Historical
This is my original review, preserved for historical purposes. Updated commentary may be available on my page for the game.
Undo by Neil deMause (credited in the game as "null dogmas") is a 1995 interactive fiction game, entered in the first annual interactive fiction competition. The premise is that when the game opens, you've just finished the last puzzle in a buggy, corrupted interactive fiction game, and have only to reach the exit to win.

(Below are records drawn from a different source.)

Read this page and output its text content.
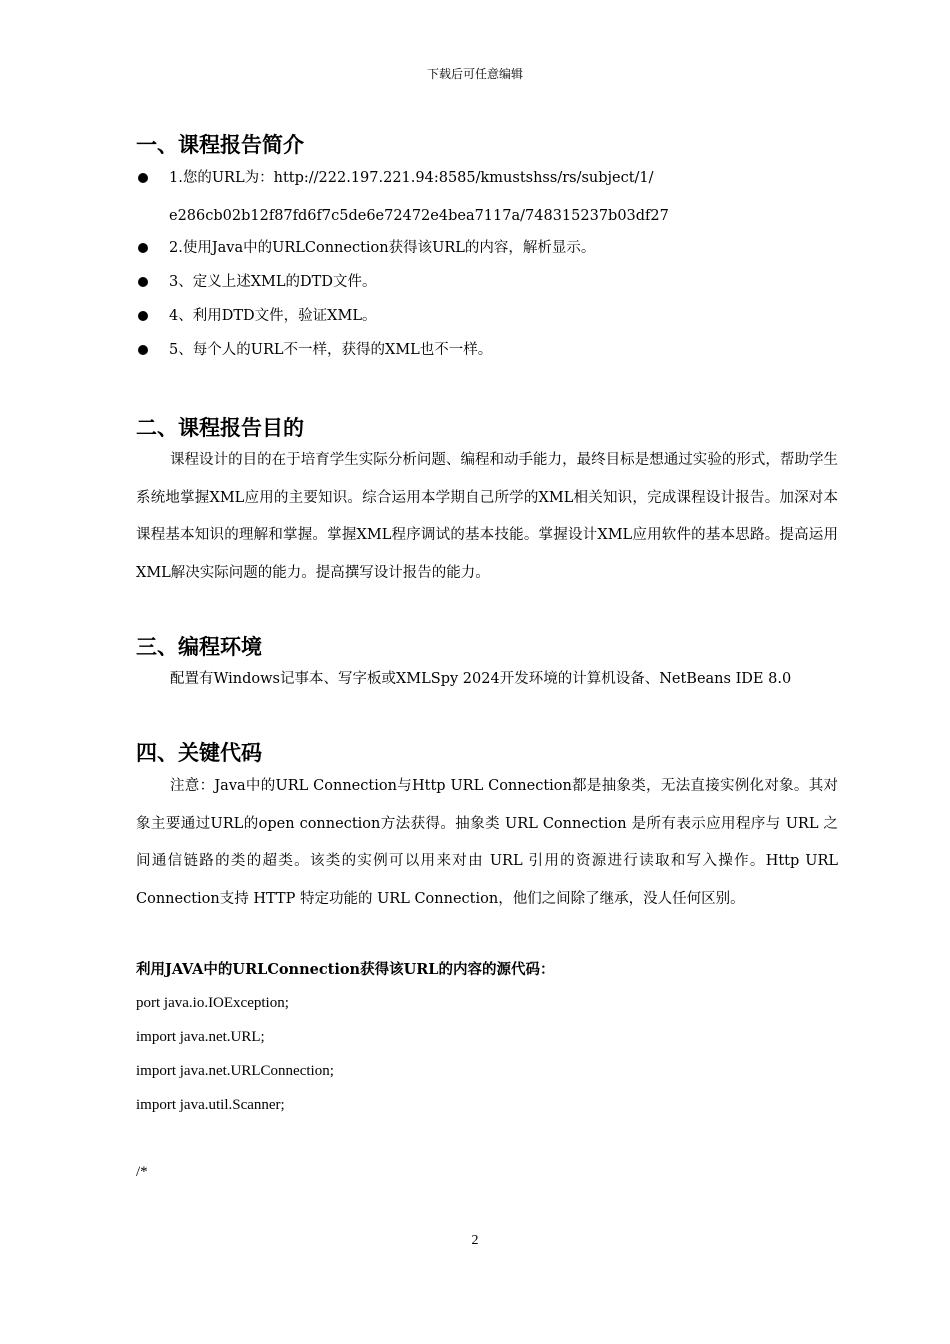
下载后可任意编辑
一、课程报告简介
1.您的URL为：http://222.197.221.94:8585/kmustshss/rs/subject/1/
e286cb02b12f87fd6f7c5de6e72472e4bea7117a/748315237b03df27
2.使用Java中的URLConnection获得该URL的内容，解析显示。
3、定义上述XML的DTD文件。
4、利用DTD文件，验证XML。
5、每个人的URL不一样，获得的XML也不一样。
二、课程报告目的
课程设计的目的在于培育学生实际分析问题、编程和动手能力，最终目标是想通过实验的形式，帮助学生系统地掌握XML应用的主要知识。综合运用本学期自己所学的XML相关知识，完成课程设计报告。加深对本课程基本知识的理解和掌握。掌握XML程序调试的基本技能。掌握设计XML应用软件的基本思路。提高运用XML解决实际问题的能力。提高撰写设计报告的能力。
三、编程环境
配置有Windows记事本、写字板或XMLSpy 2024开发环境的计算机设备、NetBeans IDE 8.0
四、关键代码
注意：Java中的URL Connection与Http URL Connection都是抽象类，无法直接实例化对象。其对象主要通过URL的open connection方法获得。抽象类 URL Connection 是所有表示应用程序与 URL 之间通信链路的类的超类。该类的实例可以用来对由 URL 引用的资源进行读取和写入操作。Http URL Connection支持 HTTP 特定功能的 URL Connection，他们之间除了继承，没人任何区别。
利用JAVA中的URLConnection获得该URL的内容的源代码：
port java.io.IOException;
import java.net.URL;
import java.net.URLConnection;
import java.util.Scanner;
/*
2
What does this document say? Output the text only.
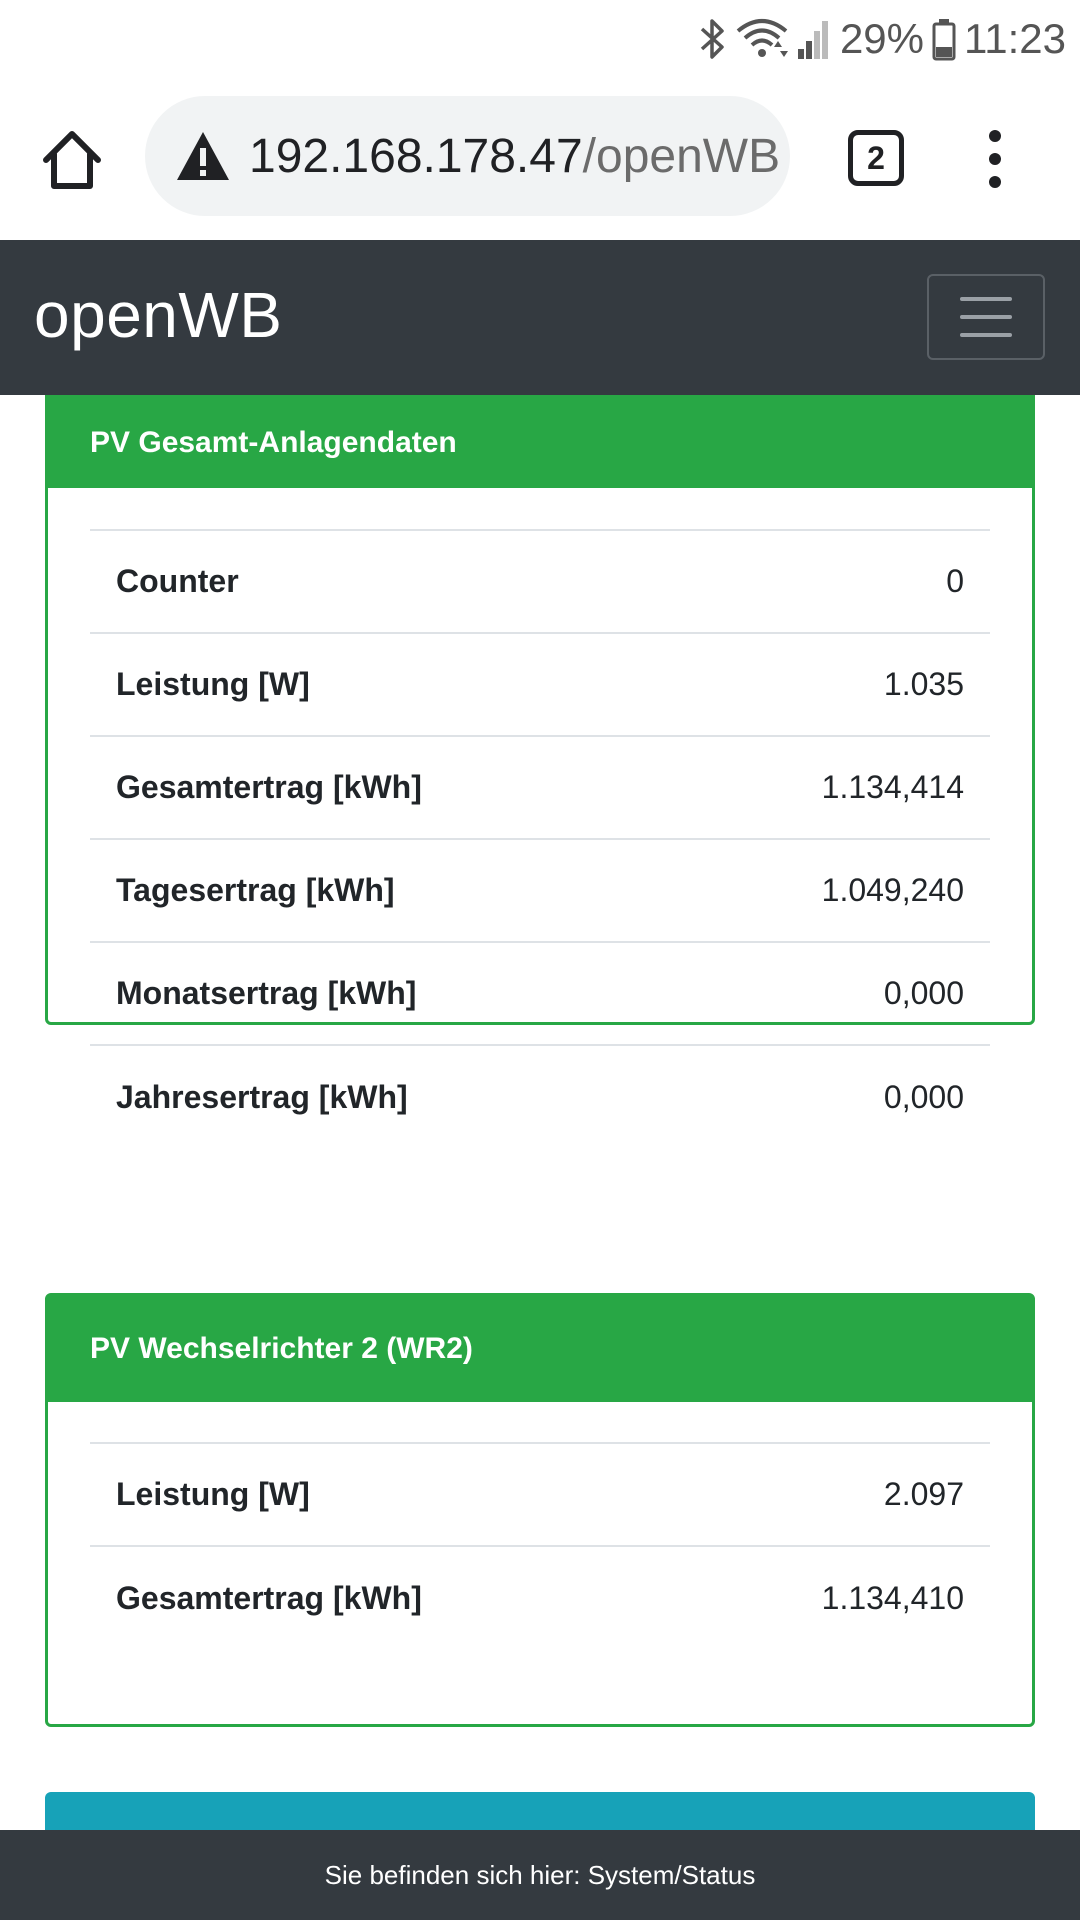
29% 11:23
192.168.178.47/openWB	2
openWB
PV Gesamt-Anlagendaten
Counter	0
Leistung [W]	1.035
Gesamtertrag [kWh]	1.134,414
Tagesertrag [kWh]	1.049,240
Monatsertrag [kWh]	0,000
Jahresertrag [kWh]	0,000
PV Wechselrichter 2 (WR2)
Leistung [W]	2.097
Gesamtertrag [kWh]	1.134,410
Sie befinden sich hier: System/Status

The game is very brief--I spent about ten minutes beating it, exploring everything as thoroughly as possible--but it has a few entertaining bits. For example, if you check your inventory, you're told that "You have everything that you need.", and in the Binary Room you can take 0 (or take nothing) and your inventory will change to "You have nothing." If you take other objects, e.g. take 1, then "You have nothing and a 1." You can drop nothing and then "You have a 1 and everything that you need." Inspired by The Hitchhiker's Guide to the Galaxy, if I'm not mistaken, quite appropriate for a piece of IF which is about a piece of IF.
The game's solution more or less makes sense, though you're more likely to stumble across it than to reason it out. I've written some invisiclues-style hints for the game, if you're stuck.
Undo has a few neat ideas and an interesting premise, but it doesn't really do anything with them, and feels more like Speed-IF than a real game. It can safely remain a relic of the past.